Pesca: Greenpeace, fuori controllo nello stretto di Sicilia
A pochi giorni dall’apertura dei lavori della nuova Sessione della Commissione Generale per la Pesca nel Mediterraneo, Greenpeace denuncia il fallimento delle misure di tutela delle aree di riproduzione (nurseries) delle specie ittiche più importanti dello Stretto di Sicilia: gambero rosa (o bianco) e nasello (spesso impropriamente chiamato “merluzzo”), da tempo in crisi.
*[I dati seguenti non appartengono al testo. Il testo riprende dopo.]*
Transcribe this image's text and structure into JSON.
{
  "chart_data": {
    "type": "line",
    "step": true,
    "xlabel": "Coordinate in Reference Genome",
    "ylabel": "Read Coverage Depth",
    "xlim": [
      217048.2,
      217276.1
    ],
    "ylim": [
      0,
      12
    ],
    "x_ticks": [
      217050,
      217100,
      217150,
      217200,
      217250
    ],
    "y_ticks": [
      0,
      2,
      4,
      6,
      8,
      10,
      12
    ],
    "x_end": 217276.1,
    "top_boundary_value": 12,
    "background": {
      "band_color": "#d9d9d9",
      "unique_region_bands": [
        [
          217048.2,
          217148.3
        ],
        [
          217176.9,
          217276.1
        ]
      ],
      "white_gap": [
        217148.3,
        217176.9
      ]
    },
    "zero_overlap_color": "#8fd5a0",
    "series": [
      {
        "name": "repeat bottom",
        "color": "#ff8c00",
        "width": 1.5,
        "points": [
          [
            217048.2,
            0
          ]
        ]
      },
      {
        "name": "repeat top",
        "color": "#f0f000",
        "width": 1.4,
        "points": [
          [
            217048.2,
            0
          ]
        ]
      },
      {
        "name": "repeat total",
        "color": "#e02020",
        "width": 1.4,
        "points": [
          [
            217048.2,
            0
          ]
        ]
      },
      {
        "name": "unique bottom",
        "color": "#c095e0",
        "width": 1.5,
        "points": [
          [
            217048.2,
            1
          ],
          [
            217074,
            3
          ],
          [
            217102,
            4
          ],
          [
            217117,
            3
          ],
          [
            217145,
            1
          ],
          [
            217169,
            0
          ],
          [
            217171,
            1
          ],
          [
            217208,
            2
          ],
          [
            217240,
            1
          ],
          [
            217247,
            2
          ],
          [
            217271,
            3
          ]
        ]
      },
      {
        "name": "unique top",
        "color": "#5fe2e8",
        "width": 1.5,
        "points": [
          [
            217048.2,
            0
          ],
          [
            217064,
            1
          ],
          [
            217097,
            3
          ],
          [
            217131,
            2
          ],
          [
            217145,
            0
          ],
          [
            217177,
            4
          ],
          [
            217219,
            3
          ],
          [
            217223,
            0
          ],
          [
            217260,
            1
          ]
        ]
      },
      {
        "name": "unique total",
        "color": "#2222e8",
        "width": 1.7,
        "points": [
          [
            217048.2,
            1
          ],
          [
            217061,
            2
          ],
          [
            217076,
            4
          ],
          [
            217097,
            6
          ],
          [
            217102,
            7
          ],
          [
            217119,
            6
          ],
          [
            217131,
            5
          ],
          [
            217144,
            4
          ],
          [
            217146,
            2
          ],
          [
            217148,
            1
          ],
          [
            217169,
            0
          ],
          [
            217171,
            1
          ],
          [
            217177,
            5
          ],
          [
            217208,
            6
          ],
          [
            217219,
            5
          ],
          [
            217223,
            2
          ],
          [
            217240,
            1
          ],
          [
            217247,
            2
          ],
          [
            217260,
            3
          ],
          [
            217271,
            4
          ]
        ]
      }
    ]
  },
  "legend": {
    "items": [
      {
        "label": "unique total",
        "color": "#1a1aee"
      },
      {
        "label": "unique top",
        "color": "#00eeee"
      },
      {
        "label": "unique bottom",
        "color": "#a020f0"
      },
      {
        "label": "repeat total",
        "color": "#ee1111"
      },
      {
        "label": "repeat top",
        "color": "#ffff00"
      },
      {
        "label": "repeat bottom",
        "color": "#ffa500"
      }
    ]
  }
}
Analizzando i dati del sistema di identificazione automatica, il rapporto di Greenpeace mostra, infatti, che negli ultimi tre anni circa almeno 147 pescherecci a strascico sono stati impegnati in presunte attività di pesca in tre delicate aree del tratto di mare che divide Sicilia e Tunisia Sono tutti pescherecci italiani, provenienti soprattutto dai porti di Mazara del Vallo, Sciacca, Porto Empedocle, Licata e Portopalo di Capo Passero. Eppure, ricorda Greenpeace in una nota, la proposta di vietare la pesca nelle aree di riproduzione per garantire un futuro alle risorse di gambero rosa e nasello, la cui pesca vale intorno ai 48 milioni di euro, risale almeno al 2006.
“Abbiamo perso almeno dodici anni per dare una speranza di futuro al mare, alle sue risorse e ai pescatori”, dichiara Giorgia Monti, Responsabile della Campagna Mare di Greenpeace Italia. “La cosa più incredibile – aggiunge- è che i pescherecci che abbiamo identificato non hanno fatto nulla di illegale perché le raccomandazioni del CGPM-FAO sono rimaste solo sulla carta e la pesca tende pure ad aumentare”.